Vorrei allargare il campo di indagine. Se in Italia - e in particolar modo a Trieste - c'è stata un cosiddetta rinascita della poesia - oppure solamente riscoperta, riacquistata visibilità? - in altri paesi a noi vicini il primato della poesia nel '900 non è quasi mai stato messo in discussione. Penso ai paesi della fascia mittleuropea - Polonia, Repubblica Ceca, Ungheria - e a quelli dell'Est - la Russia su tutti. In particolare vorrei soffermarmi sull'Ungheria, giacché da diverso tempo vivo lì per motivi di studio.

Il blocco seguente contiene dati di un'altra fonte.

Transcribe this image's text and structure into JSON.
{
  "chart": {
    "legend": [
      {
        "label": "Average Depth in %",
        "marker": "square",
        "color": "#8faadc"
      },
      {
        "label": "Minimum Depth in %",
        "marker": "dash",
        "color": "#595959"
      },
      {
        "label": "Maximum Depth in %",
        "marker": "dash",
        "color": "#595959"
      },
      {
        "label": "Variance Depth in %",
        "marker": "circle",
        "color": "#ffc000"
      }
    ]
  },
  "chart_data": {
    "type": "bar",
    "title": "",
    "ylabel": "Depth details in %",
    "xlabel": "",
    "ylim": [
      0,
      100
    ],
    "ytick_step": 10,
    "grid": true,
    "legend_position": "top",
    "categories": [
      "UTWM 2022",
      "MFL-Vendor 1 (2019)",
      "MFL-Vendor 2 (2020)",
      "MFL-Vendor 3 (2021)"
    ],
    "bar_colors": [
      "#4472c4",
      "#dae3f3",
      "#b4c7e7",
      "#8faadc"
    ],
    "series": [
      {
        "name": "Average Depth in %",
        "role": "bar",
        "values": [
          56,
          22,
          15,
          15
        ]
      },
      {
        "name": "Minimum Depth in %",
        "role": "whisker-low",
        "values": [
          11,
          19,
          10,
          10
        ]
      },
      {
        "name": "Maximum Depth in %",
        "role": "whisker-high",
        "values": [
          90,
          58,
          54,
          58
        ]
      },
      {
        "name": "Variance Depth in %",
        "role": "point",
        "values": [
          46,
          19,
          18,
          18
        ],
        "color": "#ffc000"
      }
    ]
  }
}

La prima fonte di meraviglia è stata la scoperta
dell'esistenza di diversi gruppi musicali - di generi differenti e composti
per lo più da giovani - che scelgono come testi per le proprie
melodie poesie di autori ungheresi.
La seconda fonte di stupore è stata scoprire che questi gruppi
musicali spesso si esibiscono in concerti ai quali accorrono molti giovani,
concerti che si tengono nei locali più disparati, e lo sottolineo
per mettere in evidenza il fatto che - contrariamente a quanto si potrebbe
pensare - i luoghi privilegiati di queste performance non sono
"sacri", ovvero né teatri né circoli culturali.
La scelta del luogo viene fatta principalmente in base a necessità
di spazio e non di scelta ideologica. Sono quei ragazzi che irradiano
di sacralità i luoghi e non viceversa, o che addirittura trasformano
quelli che Augè ha chiamato "non-luoghi" in luoghi, grazie
alla forza magica della parola poetica che porta con sé il messaggio
dell'uomo e della Storia. Perché sia chiaro, la poesia ungherese
dalle origini è soprattutto poesia sociale, di forte contenuto
umano, a partire da Balassi Bàlint passando per Petofi Sàndor
fino alle voci più vicine di Jòzsef Attila e Radnòti
Miklòs, è il canto che incita il popolo magiaro a non cedere
mai, a resistere, anche dopo la tirannia della Chiesa, dei Turchi, degli
Asburgo, della dittatura fascista prima e di quella comunista poi. E'
un caso che un paese - forse l'unico al mondo - che ha perso tutte le
battaglie e le guerre della propria storia e sia stato assoggettato sempre,
in una maniera o nell'altra, dal suo arrivo in Europa prima dell'anno
mille, abbia un rapporto così visceralmente forte - almeno rispetto
all'Occidente europeo - con la poesia?
È un caso che anche negli anni più duri della propria storia quella gente, e per gente intendo la massa di persone che sta attorno al circolo dei pochi addetti ai lavori, abbia comprato i libri dei poeti, le riviste di poesia, abbia imparato quelle poesie? Ed è un caso che in Italia, come in paesi a noi simili per cultura, ciò non avvenga e non sia avvenuto? C'è un collegamento tra la sperimentazione linguistica nella poesia italiana degli anni '60 e '70 e la perdita di interesse da parte del pubblico? C'è un collegamento tra la spettacolarizzazione e la teatralizzazione della poesia negli anni '70 e quella poesia incentrata sulla sperimentazione del linguaggio? Cito nuovamente Doplicher: «Occorre vera sperimentazione, non gioco con le parole. Il salotto borghese e la comune rivoluzionaria sono ipotesi del passato; se ci sono poche speranze a questo mondo, tocca a noi inventarle, ma nelle cose, non nel gioco della pagina, arido e gretto». Credo che quel modo di far poesia, da "grammatici" - Zanzotto stesso ha affermato in un'intervista di considerarsi più che altro un botanico delle grammatiche - da linguisti, abbia provocato un gap, una frattura tra l'artista e il pubblico e credo che si sia ricorsi al teatro per tentare di colmare quel vuoto.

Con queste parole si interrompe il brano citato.